И, что самое смешное, он ведь даже не привез все это из нашей родной деревни! То есть этот бородатый мужик, почти доживший до золотого возраста, вместе с зерном притащил из Скагена целую гору различного шмотья разной степени вычурности. Иными словами, Хьялдур, несмотря на ситуацию, ездил в город на шопинг.
— Не подумай, я ведь для всех это все привез… — пробурчал он себе под нос, завязывая на мне яркий красный пояс в тугой узел.
Наверное, будь у нас более развитое общество, Хьялдур мог бы стать прекрасным модным дизайнером. Может быть, это, конечно, общая черта всех друидов, поскольку им по статусу положено выглядеть внушительно, но у него определенно был вкус.

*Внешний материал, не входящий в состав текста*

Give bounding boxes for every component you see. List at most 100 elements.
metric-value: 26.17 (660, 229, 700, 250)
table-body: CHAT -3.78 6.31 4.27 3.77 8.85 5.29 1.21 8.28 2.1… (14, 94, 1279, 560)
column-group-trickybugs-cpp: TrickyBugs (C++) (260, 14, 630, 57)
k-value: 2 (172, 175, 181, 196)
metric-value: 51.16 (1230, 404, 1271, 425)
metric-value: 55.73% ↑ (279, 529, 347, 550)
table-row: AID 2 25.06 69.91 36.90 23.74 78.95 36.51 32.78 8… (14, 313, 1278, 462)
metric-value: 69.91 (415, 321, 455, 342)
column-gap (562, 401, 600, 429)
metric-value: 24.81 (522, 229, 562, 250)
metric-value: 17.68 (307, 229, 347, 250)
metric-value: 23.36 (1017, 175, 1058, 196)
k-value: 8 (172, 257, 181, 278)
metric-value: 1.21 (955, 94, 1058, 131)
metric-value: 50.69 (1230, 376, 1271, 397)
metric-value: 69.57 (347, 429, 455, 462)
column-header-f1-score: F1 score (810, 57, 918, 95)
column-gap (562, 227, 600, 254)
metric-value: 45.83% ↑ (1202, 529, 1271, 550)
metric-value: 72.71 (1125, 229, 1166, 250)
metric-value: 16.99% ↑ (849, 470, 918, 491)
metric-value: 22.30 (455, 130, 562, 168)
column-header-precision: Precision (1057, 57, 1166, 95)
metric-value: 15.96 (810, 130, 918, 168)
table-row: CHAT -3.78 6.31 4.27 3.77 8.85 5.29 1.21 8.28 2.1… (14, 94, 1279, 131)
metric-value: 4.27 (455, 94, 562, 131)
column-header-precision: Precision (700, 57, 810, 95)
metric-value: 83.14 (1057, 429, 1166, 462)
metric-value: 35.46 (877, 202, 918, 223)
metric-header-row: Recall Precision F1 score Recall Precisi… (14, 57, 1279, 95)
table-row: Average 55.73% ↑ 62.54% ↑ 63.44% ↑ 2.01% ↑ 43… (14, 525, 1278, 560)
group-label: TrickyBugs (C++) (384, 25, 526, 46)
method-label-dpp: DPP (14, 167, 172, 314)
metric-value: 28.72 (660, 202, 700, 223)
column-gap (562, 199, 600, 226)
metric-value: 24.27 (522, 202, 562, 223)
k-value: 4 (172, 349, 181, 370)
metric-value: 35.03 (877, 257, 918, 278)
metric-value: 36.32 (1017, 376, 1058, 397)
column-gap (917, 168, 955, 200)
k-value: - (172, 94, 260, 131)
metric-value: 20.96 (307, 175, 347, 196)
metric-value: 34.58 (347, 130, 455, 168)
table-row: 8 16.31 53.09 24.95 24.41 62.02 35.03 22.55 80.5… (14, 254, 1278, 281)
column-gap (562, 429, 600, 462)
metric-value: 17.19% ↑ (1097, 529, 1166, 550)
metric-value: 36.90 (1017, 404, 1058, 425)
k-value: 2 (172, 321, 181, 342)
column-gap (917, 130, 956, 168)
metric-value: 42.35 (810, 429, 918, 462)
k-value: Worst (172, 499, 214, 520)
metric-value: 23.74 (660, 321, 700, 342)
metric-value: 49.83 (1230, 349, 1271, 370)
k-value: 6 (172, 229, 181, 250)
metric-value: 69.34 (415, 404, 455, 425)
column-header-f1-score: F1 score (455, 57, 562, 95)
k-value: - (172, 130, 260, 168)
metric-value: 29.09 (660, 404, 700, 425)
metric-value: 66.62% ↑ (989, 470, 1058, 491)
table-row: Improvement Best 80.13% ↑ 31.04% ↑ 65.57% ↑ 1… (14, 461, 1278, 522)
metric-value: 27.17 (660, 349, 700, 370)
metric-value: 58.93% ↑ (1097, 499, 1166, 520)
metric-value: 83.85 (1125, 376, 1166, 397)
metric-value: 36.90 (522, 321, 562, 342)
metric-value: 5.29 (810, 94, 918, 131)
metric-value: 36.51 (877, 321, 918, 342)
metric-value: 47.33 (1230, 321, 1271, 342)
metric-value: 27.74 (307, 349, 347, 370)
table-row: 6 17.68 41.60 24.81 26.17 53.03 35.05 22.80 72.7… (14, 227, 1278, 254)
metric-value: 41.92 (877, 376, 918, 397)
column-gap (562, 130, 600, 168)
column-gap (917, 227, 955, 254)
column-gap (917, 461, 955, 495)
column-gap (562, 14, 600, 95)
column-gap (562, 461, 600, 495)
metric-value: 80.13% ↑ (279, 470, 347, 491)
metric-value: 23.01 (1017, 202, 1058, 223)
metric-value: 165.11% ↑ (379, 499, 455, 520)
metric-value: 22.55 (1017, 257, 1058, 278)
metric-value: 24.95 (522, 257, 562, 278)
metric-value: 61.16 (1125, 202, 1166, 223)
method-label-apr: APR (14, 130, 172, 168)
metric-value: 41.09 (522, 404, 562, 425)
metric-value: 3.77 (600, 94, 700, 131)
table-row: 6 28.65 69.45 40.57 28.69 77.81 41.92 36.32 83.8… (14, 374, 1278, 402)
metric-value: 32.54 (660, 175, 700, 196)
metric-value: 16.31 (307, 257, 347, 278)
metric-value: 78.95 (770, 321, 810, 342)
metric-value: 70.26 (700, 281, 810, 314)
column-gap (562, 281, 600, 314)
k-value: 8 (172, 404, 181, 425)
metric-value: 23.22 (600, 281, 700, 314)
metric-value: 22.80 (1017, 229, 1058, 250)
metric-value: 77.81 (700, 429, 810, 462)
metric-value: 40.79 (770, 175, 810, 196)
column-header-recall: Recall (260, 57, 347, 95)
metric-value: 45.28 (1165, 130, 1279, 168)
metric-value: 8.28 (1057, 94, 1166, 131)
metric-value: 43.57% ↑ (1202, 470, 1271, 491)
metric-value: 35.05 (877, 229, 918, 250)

Конечным вариантом моего сегодняшнего наряда стало длинное белое платье без узоров, поверх которого также был длинный черный халат без рукавов. А под капюшон друида Хьялдур напялил на меня странный головной убор, представляющий из себя налобную повязку с лентами, спадающими на лицо словно длинная челка.
— Так… Прекрасно! — довольный проделанной работой, он теперь осматривал меня со всех сторон. — И последний штрих.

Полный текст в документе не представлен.